“Piled Higher and Deeper” by Jorge Cham
It’s five years this September since I wrote-up and handed in my PhD thesis. I was sorting through my email inbox and came across the writing-up advice that I wrote about a year after I finished. It was a useful reminder for me again, so I thought I’d share it here:
1. It is hard. That is the point. You should be learning techniques for motivating yourself to get on and do things you don’t wanna do that you will be using for the rest of your life.
This is first because it was the most useful one for me – remembering that this was work and that was the point. Sometimes, waiting for the Right Moment or looking for the perfect motivation strategy that’s going to make it all seem easy is just another form of procrastination, and you have to sit down and do it. There were times when I did need a break or to find a better writing strategy, and there were times when I just had to force myself to sit down and do it. Learning to recognise which was which was one of the most important lessons of the process.
2. There are two kinds of theses: perfect ones and finished ones. Aim for the latter.
3. Have some idea what you’re going to do next, including a workable plan B if for some reason it doesn’t all go according to plan A. This helps with the pressure a lot.

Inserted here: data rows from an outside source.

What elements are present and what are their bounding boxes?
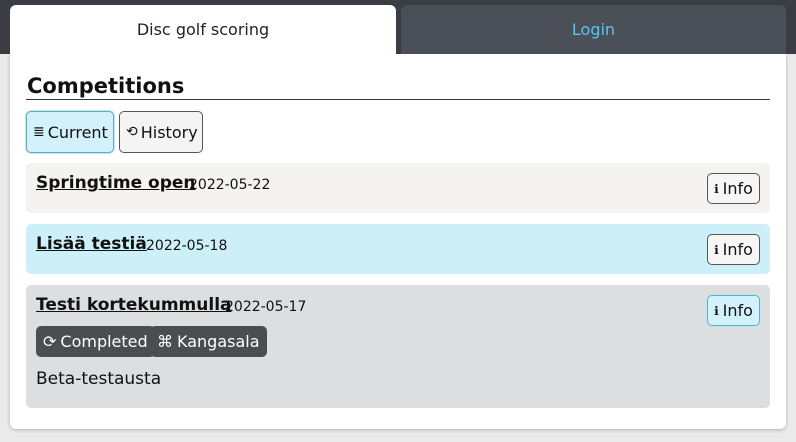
status-badge-label: Completed: [60, 332, 148, 351]
info-button-label: Info: [722, 240, 753, 259]
current-filter-button[interactable]: ≣ Current: [26, 111, 114, 153]
tab-home-label: Disc golf scoring: [136, 20, 270, 39]
competition-name-link[interactable]: Testi kortekummulla: [36, 295, 232, 315]
info-icon: ℹ: [714, 242, 719, 257]
info-button[interactable]: ℹ Info: [707, 234, 760, 265]
tab-home[interactable]: Disc golf scoring: [10, 5, 396, 54]
location-icon: ⌘: [157, 332, 173, 351]
title-divider: [26, 99, 770, 100]
info-button[interactable]: ℹ Info: [707, 173, 760, 204]
info-icon: ℹ: [714, 181, 719, 196]
competition-name-link[interactable]: Lisää testiä: [36, 234, 147, 254]
competition-item: Lisää testiä 2022-05-18 ℹ Info: [26, 224, 770, 274]
info-button-label: Info: [722, 179, 753, 198]
info-icon: ℹ: [714, 303, 719, 318]
competition-date: 2022-05-17: [225, 299, 307, 315]
history-filter-label: History: [140, 122, 198, 142]
competition-name-link[interactable]: Springtime open: [36, 173, 196, 193]
history-filter-button[interactable]: ⟲ History: [119, 111, 203, 153]
info-button-label: Info: [722, 301, 753, 320]
list-icon: ≣: [33, 124, 45, 140]
status-badge: ⟳ Completed: [36, 326, 155, 357]
page-title: Competitions: [27, 74, 185, 98]
tab-login-label: Login: [571, 20, 616, 39]
competition-date: 2022-05-22: [189, 177, 271, 193]
history-icon: ⟲: [126, 124, 138, 140]
location-badge: ⌘ Kangasala: [150, 326, 267, 357]
current-filter-label: Current: [47, 122, 108, 142]
info-button[interactable]: ℹ Info: [707, 295, 760, 326]
competition-description: Beta-testausta: [36, 369, 162, 389]
completed-icon: ⟳: [43, 332, 57, 351]
competition-date: 2022-05-18: [146, 238, 228, 254]
location-badge-label: Kangasala: [177, 332, 260, 351]
competition-item-expanded: Testi kortekummulla 2022-05-17 ℹ Info ⟳ …: [26, 285, 770, 408]
tab-login[interactable]: Login: [401, 5, 786, 54]
competition-item: Springtime open 2022-05-22 ℹ Info: [26, 163, 770, 213]
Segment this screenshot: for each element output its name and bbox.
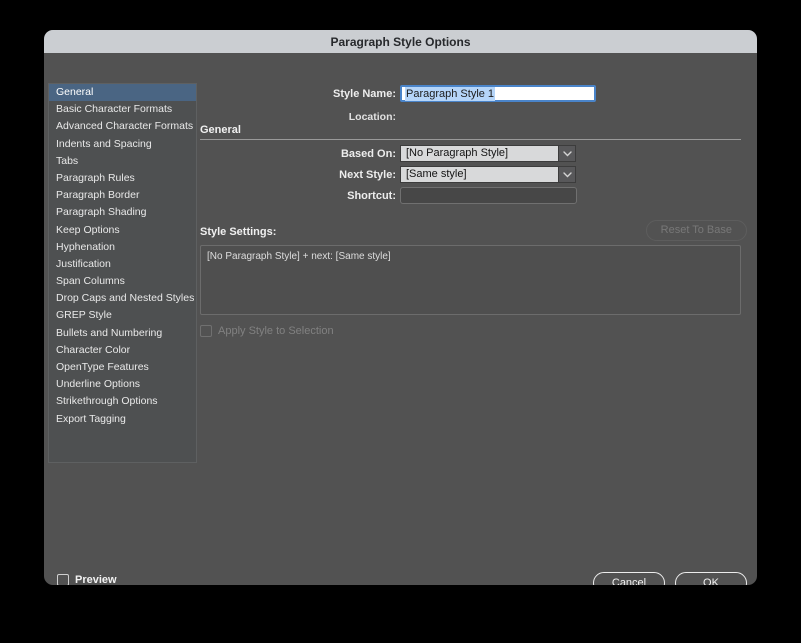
- sidebar-item-strikethrough-options[interactable]: Strikethrough Options: [49, 393, 196, 410]
- chevron-down-icon[interactable]: [558, 145, 576, 162]
- next-style-label: Next Style:: [44, 169, 396, 181]
- cancel-button[interactable]: Cancel: [593, 572, 665, 585]
- style-settings-text: [No Paragraph Style] + next: [Same style…: [207, 251, 391, 262]
- shortcut-label: Shortcut:: [44, 190, 396, 202]
- dialog-content: GeneralBasic Character FormatsAdvanced C…: [44, 53, 757, 585]
- apply-style-label: Apply Style to Selection: [218, 325, 334, 337]
- chevron-down-icon[interactable]: [558, 166, 576, 183]
- sidebar-item-opentype-features[interactable]: OpenType Features: [49, 359, 196, 376]
- apply-style-to-selection-row: Apply Style to Selection: [200, 325, 334, 337]
- style-settings-box[interactable]: [No Paragraph Style] + next: [Same style…: [200, 245, 741, 315]
- sidebar-item-grep-style[interactable]: GREP Style: [49, 307, 196, 324]
- ok-button[interactable]: OK: [675, 572, 747, 585]
- dialog-title: Paragraph Style Options: [330, 35, 470, 49]
- reset-to-base-button[interactable]: Reset To Base: [646, 220, 747, 241]
- sidebar-list: GeneralBasic Character FormatsAdvanced C…: [48, 83, 197, 463]
- style-name-value: Paragraph Style 1: [405, 87, 495, 101]
- apply-style-checkbox[interactable]: [200, 325, 212, 337]
- sidebar-item-span-columns[interactable]: Span Columns: [49, 273, 196, 290]
- based-on-value: [No Paragraph Style]: [400, 145, 558, 162]
- location-label: Location:: [44, 111, 396, 123]
- sidebar-item-bullets-and-numbering[interactable]: Bullets and Numbering: [49, 325, 196, 342]
- sidebar-item-underline-options[interactable]: Underline Options: [49, 376, 196, 393]
- sidebar-item-paragraph-shading[interactable]: Paragraph Shading: [49, 204, 196, 221]
- sidebar-item-character-color[interactable]: Character Color: [49, 342, 196, 359]
- shortcut-input[interactable]: [400, 187, 577, 204]
- preview-label: Preview: [75, 574, 117, 585]
- based-on-select[interactable]: [No Paragraph Style]: [400, 145, 576, 162]
- based-on-label: Based On:: [44, 148, 396, 160]
- next-style-value: [Same style]: [400, 166, 558, 183]
- preview-checkbox[interactable]: [57, 574, 69, 585]
- dialog-titlebar[interactable]: Paragraph Style Options: [44, 30, 757, 53]
- sidebar-item-export-tagging[interactable]: Export Tagging: [49, 411, 196, 428]
- style-settings-label: Style Settings:: [200, 226, 276, 238]
- sidebar-item-justification[interactable]: Justification: [49, 256, 196, 273]
- sidebar-item-hyphenation[interactable]: Hyphenation: [49, 239, 196, 256]
- sidebar-item-keep-options[interactable]: Keep Options: [49, 222, 196, 239]
- section-separator: [200, 139, 741, 140]
- desktop-background: { "window": { "title": "Paragraph Style …: [0, 0, 801, 643]
- next-style-select[interactable]: [Same style]: [400, 166, 576, 183]
- paragraph-style-options-dialog: Paragraph Style Options GeneralBasic Cha…: [44, 30, 757, 585]
- section-heading: General: [200, 124, 241, 136]
- style-name-label: Style Name:: [44, 88, 396, 100]
- sidebar-item-drop-caps-and-nested-styles[interactable]: Drop Caps and Nested Styles: [49, 290, 196, 307]
- preview-row: Preview: [57, 574, 117, 585]
- style-name-input[interactable]: Paragraph Style 1: [400, 85, 596, 102]
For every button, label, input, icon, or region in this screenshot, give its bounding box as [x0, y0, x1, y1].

4. Be honest with yourself about what your procrastination techniques are, and cut yourself off if necessary. Don’t go into solitary confinement and don’t deny yourself all pleasures, but if you can’t resist going for coffee every time you go to the library – and find you’re still chatting to friends there two hours later – work from home for a few hours. If you can’t stay off the internet, switch it off. And really, the bathroom will be fine – it doesn’t need cleaning again!
5. Be realistic about what you can achieve. If you haven’t done one single perfect eight-hour day of solid writing in the entire course of your PhD, then you are probably not going to start now. Two great hours and 500 words is better than twelve hours when you’re going to start any second now, right after you’ve just finished reading this thing in the Guardian, and a word count of 30. (I had lots of those days.)
On the other hand, if you get your best work done between the hours of 10pm and 2am, and you can keep that up for the next six weeks, that’s OK. There is nothing actually morally superior about getting all your work done between 9am and 1pm if it doesn’t suit you, and trying to force yourself into that pattern will result in Guilt and No Work.
6. When you are reading other people’s work, you will probably find that there are some people in your field make you feel absolutely hopeless and as though you are the stupidest person in the world who will never amount to anything. Some other authors, however, sparks off ideas and connections which make you feel as though you are actually kinda clever and maybe a sophisticated thinker with one or two good and original ideas. Use this knowledge wisely. You shouldn’t ignore all the stuff that’s hard and makes you feel rubbish, of course, but reading stuff that makes you feel clever and capable and sets your brain fizzing is OK too.
7. Reward systems rock. Have something to look forward to after you hand in.
8. You can do it. If you’ve got this far, you can. It’s just a matter of doing it. If you decide you don’t want to, that’s OK too, but own that decision because it’s not the same as not being able to.
9. There will be other summers/ holidays/ family weddings. It’s OK if you miss this one, as long as it is in the service of getting this thing out of the way forever and doesn’t set a pattern for life.
But for my money, number 1 is still the big one – it was hard work, and it was supposed to be. I learned a lot about my own personal style of working, my weaknesses and my strengths, and what I need from a job. Actually being present in the process and not purely focussed on the product was what kept me sane.
Good luck to those who are finishing! And to those who have also finished, what are your top tips?